Sunday, July 26

Pattern Exploration wrap-up

The second week of July was a fun-filled art-packed week teaching Pattern Exploration to a group of nine 8-11 year-olds at Fleisher Art Memorial. The premise of the projects was to explore one type of pattern based on a traditional cultural textile each day. Here are some of the results:The first day covered stripes and was inspired by Ghanaian Kente Cloth. Students created a repeat of stripes and symbols down a long strip of paper in crayon and watercolor, then cut and assembled the strips into a rectangular "cloth". Students were encouraged to choose colors and symbols that were meaningful to them. The second day explored geometric patterns based on American quilts. Students broke up a cardboard square into shapes, tried out different "block" compositions, then created a collograph stamp in their favorite configuration to print onto muslin squares, repeating their motif in either a symmetrical or asymmetrical image. On our third day we looked at circular motifs in Japanese textiles. Above is myself all in blue and my assistant Zoe on the left (oh the luxury of only 9 students PLUS an assistant!!!!). The kerchiefs we're sporting are the results of our circular motifs. Students traced circular objects using permanent markers to create a pattern on cotton, then tried shibori/tie-dye by bundling and wrapping their cloths in rubber bands.

Day 4 focused on botanical motifs in Middle Eastern rug patterns. Students painted a background field, a border, and a central medallion, and then added symbolic details in the separate fields in either paint or permanent marker. We tried finding botanical motifs out in the park to use in the rugs, but some students preferred their OWN ideas!

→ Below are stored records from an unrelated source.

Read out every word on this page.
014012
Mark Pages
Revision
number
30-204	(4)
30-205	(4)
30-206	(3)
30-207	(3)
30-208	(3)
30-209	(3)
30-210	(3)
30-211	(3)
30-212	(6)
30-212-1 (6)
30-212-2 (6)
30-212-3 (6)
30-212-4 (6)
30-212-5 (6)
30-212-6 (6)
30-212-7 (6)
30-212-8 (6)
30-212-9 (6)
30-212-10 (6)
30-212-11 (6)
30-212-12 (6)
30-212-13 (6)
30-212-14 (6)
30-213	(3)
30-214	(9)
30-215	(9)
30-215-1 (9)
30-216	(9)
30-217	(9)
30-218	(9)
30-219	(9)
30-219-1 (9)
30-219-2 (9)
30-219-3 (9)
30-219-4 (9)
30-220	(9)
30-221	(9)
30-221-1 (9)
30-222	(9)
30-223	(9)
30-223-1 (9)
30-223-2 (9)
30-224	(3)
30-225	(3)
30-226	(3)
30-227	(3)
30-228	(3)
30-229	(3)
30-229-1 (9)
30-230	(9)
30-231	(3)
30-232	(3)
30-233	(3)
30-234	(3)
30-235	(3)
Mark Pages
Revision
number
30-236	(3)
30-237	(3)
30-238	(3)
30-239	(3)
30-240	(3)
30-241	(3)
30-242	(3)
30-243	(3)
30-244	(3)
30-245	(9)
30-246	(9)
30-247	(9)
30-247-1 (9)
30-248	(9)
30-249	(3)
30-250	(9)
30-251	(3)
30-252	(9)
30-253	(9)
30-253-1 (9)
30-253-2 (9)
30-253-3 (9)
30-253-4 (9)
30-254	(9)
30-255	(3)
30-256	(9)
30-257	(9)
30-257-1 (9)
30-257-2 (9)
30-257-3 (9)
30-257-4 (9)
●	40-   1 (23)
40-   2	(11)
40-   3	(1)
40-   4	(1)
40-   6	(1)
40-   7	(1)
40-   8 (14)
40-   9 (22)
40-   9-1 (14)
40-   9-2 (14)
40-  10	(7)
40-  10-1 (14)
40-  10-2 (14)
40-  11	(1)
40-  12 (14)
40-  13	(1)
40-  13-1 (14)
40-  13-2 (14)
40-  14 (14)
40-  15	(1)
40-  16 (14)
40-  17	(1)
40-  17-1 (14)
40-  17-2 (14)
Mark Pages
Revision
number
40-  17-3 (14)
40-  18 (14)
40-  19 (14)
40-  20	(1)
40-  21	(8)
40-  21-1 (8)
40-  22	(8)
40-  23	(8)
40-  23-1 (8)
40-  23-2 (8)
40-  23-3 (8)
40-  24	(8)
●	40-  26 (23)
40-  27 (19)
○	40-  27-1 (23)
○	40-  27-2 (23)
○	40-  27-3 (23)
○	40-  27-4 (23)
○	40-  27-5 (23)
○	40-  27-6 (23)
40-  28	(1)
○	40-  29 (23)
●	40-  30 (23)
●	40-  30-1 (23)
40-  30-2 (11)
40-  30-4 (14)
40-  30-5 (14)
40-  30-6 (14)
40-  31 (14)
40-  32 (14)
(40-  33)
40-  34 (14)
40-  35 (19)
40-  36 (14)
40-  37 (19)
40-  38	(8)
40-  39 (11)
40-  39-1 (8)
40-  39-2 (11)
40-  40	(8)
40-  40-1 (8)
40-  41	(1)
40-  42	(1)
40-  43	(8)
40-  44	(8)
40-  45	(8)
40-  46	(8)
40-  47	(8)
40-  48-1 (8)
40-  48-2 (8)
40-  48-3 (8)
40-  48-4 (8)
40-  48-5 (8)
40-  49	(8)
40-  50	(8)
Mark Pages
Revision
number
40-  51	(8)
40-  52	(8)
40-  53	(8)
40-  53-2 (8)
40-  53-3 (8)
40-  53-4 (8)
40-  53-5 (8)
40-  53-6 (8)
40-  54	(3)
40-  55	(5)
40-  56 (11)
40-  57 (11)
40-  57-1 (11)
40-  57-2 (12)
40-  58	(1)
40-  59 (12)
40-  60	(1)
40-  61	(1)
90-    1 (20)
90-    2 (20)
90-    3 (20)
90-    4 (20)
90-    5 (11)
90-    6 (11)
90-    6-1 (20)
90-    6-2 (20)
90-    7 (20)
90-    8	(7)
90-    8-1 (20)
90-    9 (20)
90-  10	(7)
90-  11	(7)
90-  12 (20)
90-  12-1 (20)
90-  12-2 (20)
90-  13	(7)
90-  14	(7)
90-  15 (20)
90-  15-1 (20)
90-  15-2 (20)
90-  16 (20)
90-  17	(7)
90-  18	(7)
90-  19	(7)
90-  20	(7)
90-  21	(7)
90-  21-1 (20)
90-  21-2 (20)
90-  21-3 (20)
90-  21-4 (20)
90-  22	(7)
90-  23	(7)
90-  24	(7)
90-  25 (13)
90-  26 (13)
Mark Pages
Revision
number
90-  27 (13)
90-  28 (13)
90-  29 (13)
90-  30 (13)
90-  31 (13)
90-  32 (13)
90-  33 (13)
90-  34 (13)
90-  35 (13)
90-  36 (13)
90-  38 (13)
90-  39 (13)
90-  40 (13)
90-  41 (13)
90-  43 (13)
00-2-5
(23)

On the last day we looked at English Blackwork embroidery and how patterns can build up to create value shadings. Each student filled a page with black marker patterns in increasing density. The pages were photocopied and enlarged to give each student plenty of source material, then they drew major lines on top of photocopied photographs of themselves, cut out the shapes as templates, and traced the shapes onto pattern papers matching the values. They then reassembled the image like a puzzle piece combining photocopy sections of the photograph with the pattern shapes. It's a bit difficult to explain, but their results were phenomenal! The one on the right is mine, but the left one is one of my student's.
I had such a great time teaching this fantastic group of kids. One thing I tried was to send the students home each day with a note with a summary of what occurred in class and ideas for afternoon activities to continue the experience. As a parent I'm always frustrated hearing "nothing" as the standard response to "how was school today". Thought I'd solve the problem by giving parents a clue into the learning process. Hopefully some of them actually did some of the activities and made a richer learning experience for the students.


  1. Marie, congratulations on a well-thought-out group of lessons that illustrate patterns so very well. Can you open next year's camp to older students (like 50+)?!

    P.S. My daughter changed the ID to her friend's name, so this comment was not made by "Natalie". Guess who?